SRAM and Flip-Flops
You have to keep transistors and gates apart.
Four transistors is not bad to store a bit of data. If you would use a couple of gates you'd need at least 8. (A 2-input NAND gate consists of 4 transistors.) An SRAM cell is basically two inverters connected back to back, so that they one keeps the level of the other alive. One inverter consists of 2 transistors, so that's 4 in total.
Actually it's possible to use even less hardware to store a bit, and that's what DRAM does: it stores a bit as a voltage level in a capacitor. This means that you can get a lot more data in a square mm of DRAM than in an SRAM. Unfortunately the capacitor voltage leaks away, so the DRAM has to be refreshed continuously.
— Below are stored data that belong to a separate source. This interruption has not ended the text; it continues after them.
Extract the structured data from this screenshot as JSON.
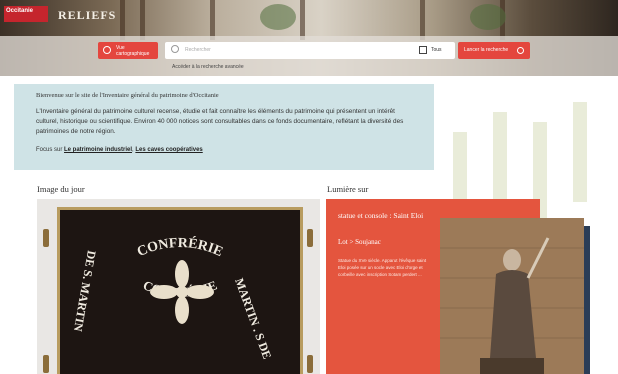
{
  "header": {
    "logo_text": "Occitanie",
    "logo_sub": "RELIEFS"
  },
  "search": {
    "carto_button": "Vue cartographique",
    "placeholder": "Rechercher",
    "filter_label": "Tous",
    "launch_button": "Lancer la recherche",
    "advanced_link": "Accéder à la recherche avancée"
  },
  "welcome": {
    "title": "Bienvenue sur le site de l'Inventaire général du patrimoine d'Occitanie",
    "body": "L'Inventaire général du patrimoine culturel recense, étudie et fait connaître les éléments du patrimoine qui présentent un intérêt culturel, historique ou scientifique. Environ 40 000 notices sont consultables dans ce fonds documentaire, reflétant la diversité des patrimoines de notre région.",
    "focus_prefix": "Focus sur",
    "focus_link_1": "Le patrimoine industriel",
    "focus_sep": ",",
    "focus_link_2": "Les caves coopératives"
  },
  "image_du_jour": {
    "title": "Image du jour",
    "banner_text_right": "MARTIN . S DE",
    "banner_text_left": "DE S. MARTIN",
    "banner_text_bottom": "CONFRÉRIE",
    "banner_text_top": "CONFRÉRIE"
  },
  "lumiere": {
    "title": "Lumière sur",
    "item_title": "statue et console : Saint Eloi",
    "location": "Lot > Soujanac",
    "description": "Statue du XVe siècle. Apparut l'évêque saint Eloi posée sur un socle avec Eloi d'orge et corbeille avec inscription Sotam perdert ..."
  },
  "colors": {
    "accent_red": "#e4463e",
    "welcome_bg": "#cfe3e6",
    "navy": "#2b3d57"
  }
}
There are various ways of making a 1-bit memory cell. However, those implemented with active logic are all one way or another a amplifier with positive feedback. As you mentioned, this can be done with two transistors and some resistors:
Look at this carefully and you will see it has two stable states, either Q1 on or Q2 on. However, it also has a significant drawback, which is that it draws current continuously. The resistors can be made quite high, but there are still many many bits on a modern static RAM chip and the currents for each bit would add up.
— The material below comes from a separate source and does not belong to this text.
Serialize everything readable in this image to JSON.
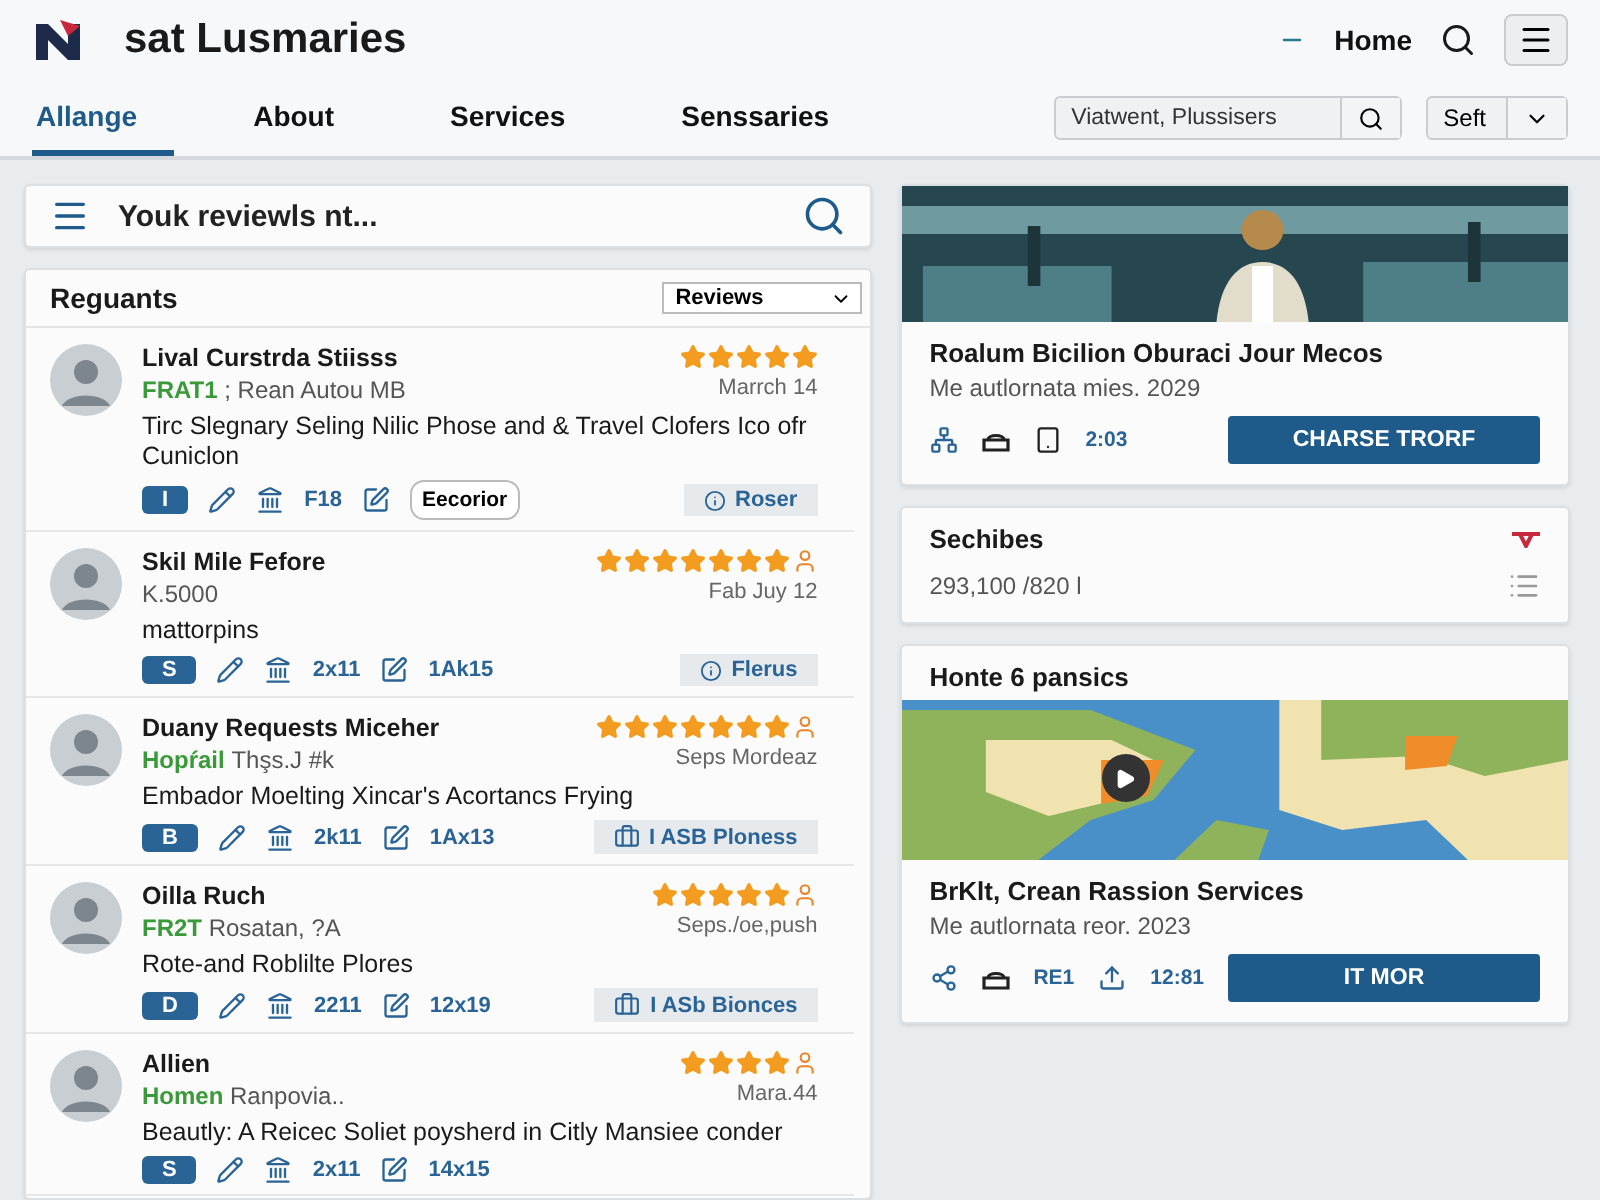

The basic CMOS inverter doesn't draw current (except for small leakage) when solidly in either state. This is a simple two-FET circuit. A PFET can pull high and a NFET pull low. The gates are tied together and the thresholds set so that only one of the two FETs will be on when the gates are fully high or fully low. However, a inverter doesn't provide positive gain. That can be solved by using two inverters back to back. Two inverters in a row make positive gain. If the two inverters are connected in a loop, then they have two stable states. One will be high and the other low, but the circuit is stable in both the high-low and low-high states. Since a CMOS inverter is just two FETs as described above, this memory cell is 4 FETs with the big advantage that it doesn't take any current when not switching. As Steven said, four CMOS FETs per bit isn't really all that bad. Everything is a tradeoff.
CMOS AND gates require 4 transistors (the minimum) for the 2-input gate.
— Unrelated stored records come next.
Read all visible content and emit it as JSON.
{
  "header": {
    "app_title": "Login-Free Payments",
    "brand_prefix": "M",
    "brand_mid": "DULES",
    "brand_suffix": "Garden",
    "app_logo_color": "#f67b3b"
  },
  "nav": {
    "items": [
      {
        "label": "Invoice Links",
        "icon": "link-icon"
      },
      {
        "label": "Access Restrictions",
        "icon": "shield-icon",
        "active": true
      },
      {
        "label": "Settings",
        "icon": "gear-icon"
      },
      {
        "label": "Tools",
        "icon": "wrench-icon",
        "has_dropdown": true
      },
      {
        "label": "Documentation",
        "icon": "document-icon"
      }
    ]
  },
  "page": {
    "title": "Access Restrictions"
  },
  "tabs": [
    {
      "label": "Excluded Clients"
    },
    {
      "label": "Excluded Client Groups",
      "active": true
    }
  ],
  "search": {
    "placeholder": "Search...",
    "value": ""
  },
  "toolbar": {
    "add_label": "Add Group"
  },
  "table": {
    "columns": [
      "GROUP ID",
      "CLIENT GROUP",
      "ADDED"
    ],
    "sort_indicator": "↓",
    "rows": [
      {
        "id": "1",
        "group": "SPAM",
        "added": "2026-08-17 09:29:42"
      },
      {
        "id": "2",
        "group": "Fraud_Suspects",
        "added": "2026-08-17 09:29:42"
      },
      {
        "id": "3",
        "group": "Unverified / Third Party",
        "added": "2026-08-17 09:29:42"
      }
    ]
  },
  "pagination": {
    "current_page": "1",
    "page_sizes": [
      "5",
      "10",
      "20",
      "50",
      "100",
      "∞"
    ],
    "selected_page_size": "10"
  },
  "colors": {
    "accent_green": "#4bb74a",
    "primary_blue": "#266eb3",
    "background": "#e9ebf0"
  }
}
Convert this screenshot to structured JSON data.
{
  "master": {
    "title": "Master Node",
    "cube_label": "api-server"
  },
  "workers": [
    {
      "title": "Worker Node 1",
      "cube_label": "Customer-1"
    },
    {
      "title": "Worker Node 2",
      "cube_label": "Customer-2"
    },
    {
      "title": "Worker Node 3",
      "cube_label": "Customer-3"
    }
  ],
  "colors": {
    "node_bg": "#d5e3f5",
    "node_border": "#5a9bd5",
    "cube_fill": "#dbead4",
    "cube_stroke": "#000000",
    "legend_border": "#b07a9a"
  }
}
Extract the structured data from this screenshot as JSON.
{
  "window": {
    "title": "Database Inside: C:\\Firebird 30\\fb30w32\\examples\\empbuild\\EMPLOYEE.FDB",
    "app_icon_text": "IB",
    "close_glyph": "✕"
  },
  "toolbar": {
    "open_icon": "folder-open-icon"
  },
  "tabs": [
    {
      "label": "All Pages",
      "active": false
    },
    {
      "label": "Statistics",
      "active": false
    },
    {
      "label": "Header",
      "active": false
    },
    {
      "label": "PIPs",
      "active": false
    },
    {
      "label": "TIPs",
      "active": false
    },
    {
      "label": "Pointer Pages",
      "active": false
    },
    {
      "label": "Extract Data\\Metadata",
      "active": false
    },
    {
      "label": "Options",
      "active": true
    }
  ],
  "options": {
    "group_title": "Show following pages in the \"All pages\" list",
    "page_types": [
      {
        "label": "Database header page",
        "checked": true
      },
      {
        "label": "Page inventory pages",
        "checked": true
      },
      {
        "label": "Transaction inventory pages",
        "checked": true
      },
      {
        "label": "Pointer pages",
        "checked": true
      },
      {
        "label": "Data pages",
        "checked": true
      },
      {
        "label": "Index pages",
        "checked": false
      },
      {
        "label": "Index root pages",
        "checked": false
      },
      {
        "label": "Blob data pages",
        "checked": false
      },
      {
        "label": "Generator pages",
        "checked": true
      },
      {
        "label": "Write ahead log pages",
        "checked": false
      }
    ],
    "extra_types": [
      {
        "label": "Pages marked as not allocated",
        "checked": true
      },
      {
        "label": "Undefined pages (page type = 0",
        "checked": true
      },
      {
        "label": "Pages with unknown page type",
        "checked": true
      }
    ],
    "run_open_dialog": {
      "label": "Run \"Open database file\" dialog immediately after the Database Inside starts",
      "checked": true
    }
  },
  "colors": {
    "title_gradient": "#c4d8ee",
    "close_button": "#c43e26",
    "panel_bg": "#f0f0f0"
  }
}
You can go down to 2 in resistor-transistor logic:
For registers, there are many topologies but the simplest requires at least a ring with two inverters, thus 4 transistors plus the writing buffers, so about 8 transistors.
SRAM need 4 transistors in the smallest simplest design (resistor-transistor, but resistors are far bigger than transistors in MOS technology), 6 for a full MOS cell. You can have 1-transistor DRAM though, using a capacitor to store the value; but that's again dynamic logic, and it's the highest integration possible.